Plunging a Clogged Drain
A plunger is a useful tool to help in fixing a clogged drain. While this could be a quick fix, it’s also one that takes a bit of patience in many scenarios. You can use a toilet-sized plunger over a shower or sink drain to help loosen and eradicate the clog, but there are also mini-plungers specifically designed for smaller drains that are more effective.
Snaking a Clogged Drain
A snake mechanism is another tool that’s simple to use yet effective in getting rid of drain issues. This is a small piece of plastic to be inserted into the drain. Usually these possess little “teeth” on the sides that provide resistance against whatever build-up could be causing the clog.
Coat Hanger Method
A wire coat hanger can be used in place of a snake to get rid of a clog. You’ll have to manually straighten out the hanger and insert it into the drain.
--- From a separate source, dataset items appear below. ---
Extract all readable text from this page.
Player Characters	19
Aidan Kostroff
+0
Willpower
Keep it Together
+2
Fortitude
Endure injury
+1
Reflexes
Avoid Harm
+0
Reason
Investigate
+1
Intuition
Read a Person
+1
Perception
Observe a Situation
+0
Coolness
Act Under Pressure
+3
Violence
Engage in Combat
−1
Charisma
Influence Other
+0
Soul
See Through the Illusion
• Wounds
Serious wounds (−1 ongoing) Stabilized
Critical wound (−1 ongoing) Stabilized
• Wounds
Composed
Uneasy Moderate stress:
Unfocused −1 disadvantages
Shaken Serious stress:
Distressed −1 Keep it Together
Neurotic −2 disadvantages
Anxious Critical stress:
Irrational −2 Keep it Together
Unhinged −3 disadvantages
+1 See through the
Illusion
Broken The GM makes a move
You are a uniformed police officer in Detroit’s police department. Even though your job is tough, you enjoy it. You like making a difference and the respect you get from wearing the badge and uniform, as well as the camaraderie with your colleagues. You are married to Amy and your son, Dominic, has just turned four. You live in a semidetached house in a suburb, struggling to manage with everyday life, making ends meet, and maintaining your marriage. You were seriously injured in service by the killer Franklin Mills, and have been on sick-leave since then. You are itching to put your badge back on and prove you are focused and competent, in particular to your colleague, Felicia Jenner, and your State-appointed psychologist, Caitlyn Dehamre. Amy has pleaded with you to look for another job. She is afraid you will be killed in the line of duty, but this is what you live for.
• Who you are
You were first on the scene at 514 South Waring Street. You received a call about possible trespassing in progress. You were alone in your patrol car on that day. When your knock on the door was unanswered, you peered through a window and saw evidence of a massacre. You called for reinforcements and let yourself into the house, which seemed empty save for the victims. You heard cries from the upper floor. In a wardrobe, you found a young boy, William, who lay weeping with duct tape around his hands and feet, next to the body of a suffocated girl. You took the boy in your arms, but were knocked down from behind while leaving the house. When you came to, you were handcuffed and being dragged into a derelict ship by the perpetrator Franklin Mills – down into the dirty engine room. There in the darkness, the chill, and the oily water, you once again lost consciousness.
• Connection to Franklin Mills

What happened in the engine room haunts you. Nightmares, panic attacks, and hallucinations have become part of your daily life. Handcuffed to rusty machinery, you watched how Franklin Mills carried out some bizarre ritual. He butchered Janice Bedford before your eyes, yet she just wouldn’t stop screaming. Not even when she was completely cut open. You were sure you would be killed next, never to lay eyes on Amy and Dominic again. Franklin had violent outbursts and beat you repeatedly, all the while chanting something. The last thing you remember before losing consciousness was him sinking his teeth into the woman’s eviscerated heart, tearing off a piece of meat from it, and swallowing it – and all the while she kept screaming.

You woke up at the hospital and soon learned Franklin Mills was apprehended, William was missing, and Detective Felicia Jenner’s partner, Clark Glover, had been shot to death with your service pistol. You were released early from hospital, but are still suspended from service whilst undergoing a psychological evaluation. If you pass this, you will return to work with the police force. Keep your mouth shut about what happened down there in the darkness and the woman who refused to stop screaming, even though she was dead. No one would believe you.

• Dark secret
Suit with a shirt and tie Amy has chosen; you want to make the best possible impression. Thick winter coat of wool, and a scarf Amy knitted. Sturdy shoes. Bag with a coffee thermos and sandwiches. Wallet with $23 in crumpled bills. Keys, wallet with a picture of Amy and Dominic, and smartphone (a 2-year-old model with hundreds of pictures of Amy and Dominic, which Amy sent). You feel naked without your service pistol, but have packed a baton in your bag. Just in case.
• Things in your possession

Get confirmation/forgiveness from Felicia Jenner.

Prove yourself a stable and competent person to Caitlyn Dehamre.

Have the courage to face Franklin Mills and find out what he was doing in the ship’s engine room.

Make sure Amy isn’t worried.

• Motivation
Be careful in doing this that the wire doesn’t scratch your sink.
Clean Your Sink’s P-Trap
The p-trap mechanism of your kitchen sink may need to be cleaned to clear a clog. This is the curve of the drainpipe under the sink, usually in the cabinet underneath the sink. Before doing this, place a bucket or pan to catch any water under the curved pipe. Dislodge the p-trap from the drainpipe and manually clear out anything that is stuck. Replace the mechanism, then run the water to detect whether this measure worked in fixing the drain.
Preventing Drain Clogs
The best method for a healthy drain is to work to prevent clogs and issues. To do so, avoid disposing of grease and oil in your kitchen sink. If you must do so, dump only small amounts of grease at a time down the sink while running hot water. In your bathroom, use a drain cover or strainer to prevent hair from going down the drain. Clean your drain cover as much as possible when you notice debris gathering.